Ron Ho was a jeweler and art educator. The son of Chinese parents, he grew up in Hawaii surrounded by diverse cultures and their unique artistic expressions. His work, admired for the use of found objects, was influenced and informed by contrasts between American and Chinese culture and by the cultural diversity he encountered living in the Pacific Northwest.

In the 1990’s, Ho began work on a series of pieces utilizing furniture, most often chairs, to explore identity and tell stories about the relationships between his family’s cultural heritage and contemporary moments, practices, and events. In an interview with Lloyd Herman for the Smithsonian Archives of American Art Oral History Program, Ho reflected on these works saying:

“…that was the turning point in my life, because I started looking and thinking about when I was growing up, what my grandparents or my mother or father had said. And, you know, at that time, it really didn’t make a lot of sense; and at first, you didn’t think much about it. But, like, for instance, when we had birthday parties, they always served noodles, because noodles represent long life. And so, when I started—well, I did a series in the 1990s, of Chinese chairs, and I found it was a great platform in which I could actually use some of those ideas. So, I put a platter of noodles on the chair, and on the back rung of the back of the chair, I soldered a pair of chopsticks that were holding these noodles that went into the platter. And anyway, so it was called “First Birthday.”

Chair with jacket hanging on proper right side of chair back.
Ron Ho. “Vanished Wishes,” 1990. Forged and fabricated silver with leather enameling, 14 x 2 x 2 in. (35.6 x 5.1 x 5.1 cm). Tacoma Art Museum. Gift of Lloyd Herman.

In Vanished Wishes, Ho continues his use of furniture as a storytelling mechanism. The small pendant depicts a simple chair with a round seat and back. Hanging from the right side of the chair back is a jacket with a pink triangle on the right sleeve. The only color on the work, a pink triangle has historically been associated with the LGBTQ community. First used in Nazi Germany, the downward pointing pink triangle marked gay men in concentration camps. The symbol has since been repurposed in LGBTQ circles, especially in the 1980s and 1990s, where upward pointing pink triangles were used to call attention to the AIDS crisis as it ravaged the queer community. The triangle continues to appear in logos and images for LGBTQ organizations and events to this day.
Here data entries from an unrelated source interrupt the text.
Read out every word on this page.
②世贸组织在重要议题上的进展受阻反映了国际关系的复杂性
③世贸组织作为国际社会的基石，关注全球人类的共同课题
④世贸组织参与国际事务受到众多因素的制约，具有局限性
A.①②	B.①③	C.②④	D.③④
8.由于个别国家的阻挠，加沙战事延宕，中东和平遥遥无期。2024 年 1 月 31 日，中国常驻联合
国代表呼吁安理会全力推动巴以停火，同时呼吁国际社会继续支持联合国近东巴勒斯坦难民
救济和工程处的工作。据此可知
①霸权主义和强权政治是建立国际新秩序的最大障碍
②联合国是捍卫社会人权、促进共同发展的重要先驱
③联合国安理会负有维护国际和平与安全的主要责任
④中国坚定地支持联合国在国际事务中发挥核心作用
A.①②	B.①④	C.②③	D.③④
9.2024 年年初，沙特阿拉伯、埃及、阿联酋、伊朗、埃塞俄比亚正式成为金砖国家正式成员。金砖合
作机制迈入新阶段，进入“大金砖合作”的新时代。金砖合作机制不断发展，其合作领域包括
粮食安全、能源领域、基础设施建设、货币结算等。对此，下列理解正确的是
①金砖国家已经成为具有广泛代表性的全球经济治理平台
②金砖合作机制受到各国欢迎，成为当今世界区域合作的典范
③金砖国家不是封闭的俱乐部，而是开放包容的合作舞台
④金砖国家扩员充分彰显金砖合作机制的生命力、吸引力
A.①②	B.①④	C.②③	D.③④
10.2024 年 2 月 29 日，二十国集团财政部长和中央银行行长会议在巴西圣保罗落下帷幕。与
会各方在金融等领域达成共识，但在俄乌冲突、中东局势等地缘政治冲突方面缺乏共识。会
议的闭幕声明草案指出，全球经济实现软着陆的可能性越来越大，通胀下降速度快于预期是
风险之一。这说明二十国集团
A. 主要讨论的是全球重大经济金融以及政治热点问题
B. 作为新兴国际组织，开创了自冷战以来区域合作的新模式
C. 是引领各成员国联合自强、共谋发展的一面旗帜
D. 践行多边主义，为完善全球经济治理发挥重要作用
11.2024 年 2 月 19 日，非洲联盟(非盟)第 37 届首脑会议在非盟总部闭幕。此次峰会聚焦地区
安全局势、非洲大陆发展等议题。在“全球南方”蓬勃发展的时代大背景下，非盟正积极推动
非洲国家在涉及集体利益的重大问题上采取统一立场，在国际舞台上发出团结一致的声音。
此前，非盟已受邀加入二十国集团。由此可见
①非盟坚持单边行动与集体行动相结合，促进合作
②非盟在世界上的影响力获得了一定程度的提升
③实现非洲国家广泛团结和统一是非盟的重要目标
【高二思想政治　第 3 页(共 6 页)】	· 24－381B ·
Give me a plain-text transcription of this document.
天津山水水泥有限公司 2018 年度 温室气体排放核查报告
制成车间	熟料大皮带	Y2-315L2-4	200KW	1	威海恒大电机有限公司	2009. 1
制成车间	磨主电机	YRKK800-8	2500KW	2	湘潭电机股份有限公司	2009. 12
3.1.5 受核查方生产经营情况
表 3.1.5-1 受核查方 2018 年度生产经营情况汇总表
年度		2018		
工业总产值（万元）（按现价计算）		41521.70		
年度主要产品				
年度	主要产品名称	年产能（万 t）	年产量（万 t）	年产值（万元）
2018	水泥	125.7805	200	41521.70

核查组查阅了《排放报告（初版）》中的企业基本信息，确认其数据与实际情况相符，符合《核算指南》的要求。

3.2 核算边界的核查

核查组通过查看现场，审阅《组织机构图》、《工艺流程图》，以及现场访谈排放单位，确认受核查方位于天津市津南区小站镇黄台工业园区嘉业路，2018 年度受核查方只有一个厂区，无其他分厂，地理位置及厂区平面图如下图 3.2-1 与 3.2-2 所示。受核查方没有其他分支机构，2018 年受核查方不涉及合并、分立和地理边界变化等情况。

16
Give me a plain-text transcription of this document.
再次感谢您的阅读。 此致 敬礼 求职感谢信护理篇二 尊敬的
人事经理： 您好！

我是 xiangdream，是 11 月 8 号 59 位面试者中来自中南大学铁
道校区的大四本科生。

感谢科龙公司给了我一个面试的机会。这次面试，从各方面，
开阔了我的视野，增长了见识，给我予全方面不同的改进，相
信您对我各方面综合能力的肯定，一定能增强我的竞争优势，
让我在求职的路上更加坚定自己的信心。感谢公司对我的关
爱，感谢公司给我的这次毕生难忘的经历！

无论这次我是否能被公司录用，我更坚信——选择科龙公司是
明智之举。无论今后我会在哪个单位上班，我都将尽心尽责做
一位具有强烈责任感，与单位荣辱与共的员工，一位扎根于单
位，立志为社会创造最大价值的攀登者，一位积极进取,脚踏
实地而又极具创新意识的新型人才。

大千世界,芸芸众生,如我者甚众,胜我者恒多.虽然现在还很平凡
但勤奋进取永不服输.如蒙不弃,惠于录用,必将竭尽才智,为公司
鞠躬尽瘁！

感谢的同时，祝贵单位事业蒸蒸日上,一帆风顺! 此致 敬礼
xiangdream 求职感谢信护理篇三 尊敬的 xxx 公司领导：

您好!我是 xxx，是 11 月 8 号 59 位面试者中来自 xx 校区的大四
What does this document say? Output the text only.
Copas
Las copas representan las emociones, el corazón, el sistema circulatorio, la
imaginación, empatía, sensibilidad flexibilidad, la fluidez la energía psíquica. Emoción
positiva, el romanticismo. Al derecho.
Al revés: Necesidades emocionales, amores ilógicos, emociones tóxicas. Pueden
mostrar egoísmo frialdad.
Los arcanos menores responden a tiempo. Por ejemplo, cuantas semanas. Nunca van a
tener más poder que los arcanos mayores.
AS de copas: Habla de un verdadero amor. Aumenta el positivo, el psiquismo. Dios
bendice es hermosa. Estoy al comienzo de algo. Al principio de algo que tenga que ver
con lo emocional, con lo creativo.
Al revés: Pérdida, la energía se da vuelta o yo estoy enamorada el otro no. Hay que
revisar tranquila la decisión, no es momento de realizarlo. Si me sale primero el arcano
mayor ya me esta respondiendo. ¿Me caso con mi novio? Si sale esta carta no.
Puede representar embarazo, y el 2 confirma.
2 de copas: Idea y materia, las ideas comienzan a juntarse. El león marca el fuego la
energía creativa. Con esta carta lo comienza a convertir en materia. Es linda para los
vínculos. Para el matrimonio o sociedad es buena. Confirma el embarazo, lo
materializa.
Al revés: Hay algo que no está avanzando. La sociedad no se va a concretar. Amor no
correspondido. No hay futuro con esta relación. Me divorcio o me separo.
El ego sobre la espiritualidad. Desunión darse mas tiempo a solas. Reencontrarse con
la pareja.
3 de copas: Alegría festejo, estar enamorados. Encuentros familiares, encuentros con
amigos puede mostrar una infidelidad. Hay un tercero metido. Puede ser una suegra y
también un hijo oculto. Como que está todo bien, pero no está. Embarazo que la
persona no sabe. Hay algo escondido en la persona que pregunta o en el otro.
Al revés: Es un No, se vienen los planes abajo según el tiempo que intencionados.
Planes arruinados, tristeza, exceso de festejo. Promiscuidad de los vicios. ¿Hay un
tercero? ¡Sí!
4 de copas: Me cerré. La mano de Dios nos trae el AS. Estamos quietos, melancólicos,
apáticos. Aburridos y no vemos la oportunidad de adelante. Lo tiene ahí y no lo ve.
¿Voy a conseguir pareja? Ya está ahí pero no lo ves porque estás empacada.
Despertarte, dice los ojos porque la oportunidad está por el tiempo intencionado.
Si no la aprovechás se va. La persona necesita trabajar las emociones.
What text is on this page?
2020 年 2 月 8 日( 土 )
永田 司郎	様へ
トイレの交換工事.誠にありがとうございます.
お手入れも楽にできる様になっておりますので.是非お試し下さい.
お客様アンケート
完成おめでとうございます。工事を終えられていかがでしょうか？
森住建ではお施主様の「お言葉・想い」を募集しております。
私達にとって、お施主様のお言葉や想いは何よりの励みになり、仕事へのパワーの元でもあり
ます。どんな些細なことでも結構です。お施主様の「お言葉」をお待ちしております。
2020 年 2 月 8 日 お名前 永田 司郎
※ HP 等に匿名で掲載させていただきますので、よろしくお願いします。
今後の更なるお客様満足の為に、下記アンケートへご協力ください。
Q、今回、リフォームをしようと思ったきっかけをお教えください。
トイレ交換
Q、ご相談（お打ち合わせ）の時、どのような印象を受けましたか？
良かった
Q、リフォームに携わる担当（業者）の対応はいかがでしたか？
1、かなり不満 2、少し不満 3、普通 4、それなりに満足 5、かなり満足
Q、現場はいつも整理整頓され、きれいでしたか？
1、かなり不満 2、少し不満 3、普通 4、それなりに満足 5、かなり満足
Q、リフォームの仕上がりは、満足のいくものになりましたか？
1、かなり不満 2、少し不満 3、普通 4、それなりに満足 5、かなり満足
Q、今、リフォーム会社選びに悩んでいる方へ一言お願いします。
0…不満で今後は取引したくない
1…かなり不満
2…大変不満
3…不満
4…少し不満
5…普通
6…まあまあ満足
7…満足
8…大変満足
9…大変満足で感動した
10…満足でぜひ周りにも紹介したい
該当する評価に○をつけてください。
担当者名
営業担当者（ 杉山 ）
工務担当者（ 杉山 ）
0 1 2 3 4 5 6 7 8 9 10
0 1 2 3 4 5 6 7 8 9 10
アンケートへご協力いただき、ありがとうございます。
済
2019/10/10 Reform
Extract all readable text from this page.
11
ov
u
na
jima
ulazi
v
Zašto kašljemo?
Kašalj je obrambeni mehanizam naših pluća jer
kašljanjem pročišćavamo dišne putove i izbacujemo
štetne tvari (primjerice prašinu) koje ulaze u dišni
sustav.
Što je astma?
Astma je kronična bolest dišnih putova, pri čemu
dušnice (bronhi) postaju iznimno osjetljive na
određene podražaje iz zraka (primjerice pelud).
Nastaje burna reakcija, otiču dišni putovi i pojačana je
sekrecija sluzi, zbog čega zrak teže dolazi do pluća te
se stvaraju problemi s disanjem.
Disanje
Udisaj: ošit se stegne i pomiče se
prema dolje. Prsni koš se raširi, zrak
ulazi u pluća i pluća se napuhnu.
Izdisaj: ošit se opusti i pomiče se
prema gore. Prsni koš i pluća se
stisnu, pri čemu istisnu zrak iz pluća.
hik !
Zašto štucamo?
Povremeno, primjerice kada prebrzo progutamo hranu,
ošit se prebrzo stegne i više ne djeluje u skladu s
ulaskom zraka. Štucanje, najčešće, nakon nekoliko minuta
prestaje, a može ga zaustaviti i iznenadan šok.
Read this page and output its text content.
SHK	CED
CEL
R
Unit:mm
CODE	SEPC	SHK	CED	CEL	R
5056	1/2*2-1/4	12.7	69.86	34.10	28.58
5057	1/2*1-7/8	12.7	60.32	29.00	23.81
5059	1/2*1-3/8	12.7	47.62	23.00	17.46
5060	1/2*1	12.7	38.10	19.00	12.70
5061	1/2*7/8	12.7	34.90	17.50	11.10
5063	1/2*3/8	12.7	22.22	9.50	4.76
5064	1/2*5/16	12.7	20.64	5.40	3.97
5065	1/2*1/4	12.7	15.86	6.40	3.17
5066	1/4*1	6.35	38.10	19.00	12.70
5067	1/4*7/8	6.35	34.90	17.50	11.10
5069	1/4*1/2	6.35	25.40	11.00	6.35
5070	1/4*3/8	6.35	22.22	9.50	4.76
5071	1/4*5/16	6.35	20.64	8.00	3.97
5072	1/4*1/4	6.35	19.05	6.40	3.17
Created for an AIDS awareness fundraiser in 1990, Vanished Wishes expresses the artist’s heartbreak over the loss of friends in the gay community. The pink triangle, referencing contemporaneous use of the symbol, connects Ho’s mournful piece to the ongoing AIDS crisis. The jacket and the chair, both empty but suggestive recent occupation, push the viewer to consider mortality and reflect on the devastating impact of the AIDS on communities across the nation.

About the Artist:

Ron Ho attended Pacific Lutheran College (now University) in Tacoma. He was interested in an art career but his parents felt he should pursue a more settled profession. Ho received a bachelor’s degree in art education and taught briefly in Hoquiam before landing a position in the Bellevue school system. He simultaneously embarked on an art career as a painter and studied for a master’s in art education at the University of Washington.

In the summer of 1968, needing one last art course to complete his degree, he registered for a jewelry class taught by Ramona Solberg. Serendipitously, he found his medium as an artist and a lifelong mentor and friend. It was Solberg who first encouraged him to use found objects and materials in his works, a practice that became the foundation of all his subsequent work. In addition to his art work, Ho taught in elementary, middle, and high schools for 34 years before retiring in 1992. He is the recipient of several distinguished art educator honors and his jewelry is in the collections of numerous private and public collections, including the Tacoma Art Museum, the Museum of Fine Arts Boston, and the King County Arts Commission.